Foreign holdings in Egypt's debt

Foreign holdings in Egypt’s debt increased in August to reach $33 billion, or 13% of the total issued financial debt.

Standard & Poor’s, the international credit rating agency, said that foreign investments in Egyptian government bonds issued in the pound currency rose significantly during the past month.

In a report, the agency indicated that the current investments are good compared to their lowest level in June 2020, which were at $10 billion, and $28 billion in February of the same year.

Foreign holdings in Egypt’s debt

These inflows were supported by strong international liquidity, high real interest rates, and a more resilient macroeconomic environment in Egypt compared to many countries with the same credit rating, according to the report.

The report stated that the high holdings of non-residents allows the Egyptian government to diversify its sources of financing, but it also increases the risks of a sudden stop in funding if investors’ desire declines.

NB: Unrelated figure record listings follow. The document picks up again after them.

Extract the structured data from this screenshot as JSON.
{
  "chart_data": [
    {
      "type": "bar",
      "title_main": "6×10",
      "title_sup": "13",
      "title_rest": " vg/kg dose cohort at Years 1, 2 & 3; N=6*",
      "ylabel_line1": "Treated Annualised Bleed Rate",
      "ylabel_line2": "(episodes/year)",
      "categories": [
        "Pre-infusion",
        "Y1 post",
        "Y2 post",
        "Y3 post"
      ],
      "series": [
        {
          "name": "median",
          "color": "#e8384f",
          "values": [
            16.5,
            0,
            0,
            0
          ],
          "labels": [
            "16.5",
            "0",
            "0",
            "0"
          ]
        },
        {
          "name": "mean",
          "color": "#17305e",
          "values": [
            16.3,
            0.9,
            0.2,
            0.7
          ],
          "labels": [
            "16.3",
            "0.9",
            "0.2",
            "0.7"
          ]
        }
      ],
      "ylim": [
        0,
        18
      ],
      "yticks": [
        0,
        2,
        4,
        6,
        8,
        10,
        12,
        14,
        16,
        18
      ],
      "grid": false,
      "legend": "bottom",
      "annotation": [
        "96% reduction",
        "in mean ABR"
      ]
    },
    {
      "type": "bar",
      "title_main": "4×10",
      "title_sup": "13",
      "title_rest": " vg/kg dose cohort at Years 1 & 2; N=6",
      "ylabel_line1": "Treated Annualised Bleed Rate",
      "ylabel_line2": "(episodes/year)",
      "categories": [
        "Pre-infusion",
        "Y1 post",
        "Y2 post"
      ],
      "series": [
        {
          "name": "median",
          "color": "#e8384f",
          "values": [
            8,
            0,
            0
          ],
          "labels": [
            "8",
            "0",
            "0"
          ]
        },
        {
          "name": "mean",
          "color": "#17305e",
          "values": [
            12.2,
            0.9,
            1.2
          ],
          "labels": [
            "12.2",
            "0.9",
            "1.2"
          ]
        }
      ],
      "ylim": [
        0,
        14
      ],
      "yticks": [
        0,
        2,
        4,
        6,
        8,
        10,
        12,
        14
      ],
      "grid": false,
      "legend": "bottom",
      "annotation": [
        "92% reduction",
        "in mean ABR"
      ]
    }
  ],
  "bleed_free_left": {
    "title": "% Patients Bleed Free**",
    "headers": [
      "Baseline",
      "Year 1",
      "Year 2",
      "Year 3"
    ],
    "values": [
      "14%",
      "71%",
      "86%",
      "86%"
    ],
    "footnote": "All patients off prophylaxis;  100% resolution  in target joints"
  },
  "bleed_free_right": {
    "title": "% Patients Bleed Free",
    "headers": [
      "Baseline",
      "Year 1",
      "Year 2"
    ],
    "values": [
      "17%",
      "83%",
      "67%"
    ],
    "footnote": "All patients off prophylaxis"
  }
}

The authorities have also increased long-term commercial and concessional foreign loans in order to extend the maturity of their debts and reduce the overall cost of debt.

Egypt had $30 billion in international bonds due in August 2021, according to the report.

Despite these efforts, Egypt today is more vulnerable to sharp capital outflows than it was several years ago, according to the agency.

This is due to its greater exposure to external debt than before, and the increasing government financing needs that exceed 30% of GDP annually, partly resulting from the large proportion of its short term debts.

Financial challenges

The report indicated that the public financial challenges in Egypt are related to its current external performance, as the ongoing impact of the pandemic on the tourism sector, remittances and global trade is weighing on the main sources of foreign currency in Egypt.

The agency estimated that Egypt’s total external public and private debt rose to nearly 220 percent of current account revenues in the 2021 fiscal year that ended on June 30, from 176% in fiscal year 2020 and 110% in fiscal year 2016. This was resulted from the rise in portfolio inflows and lower current account income.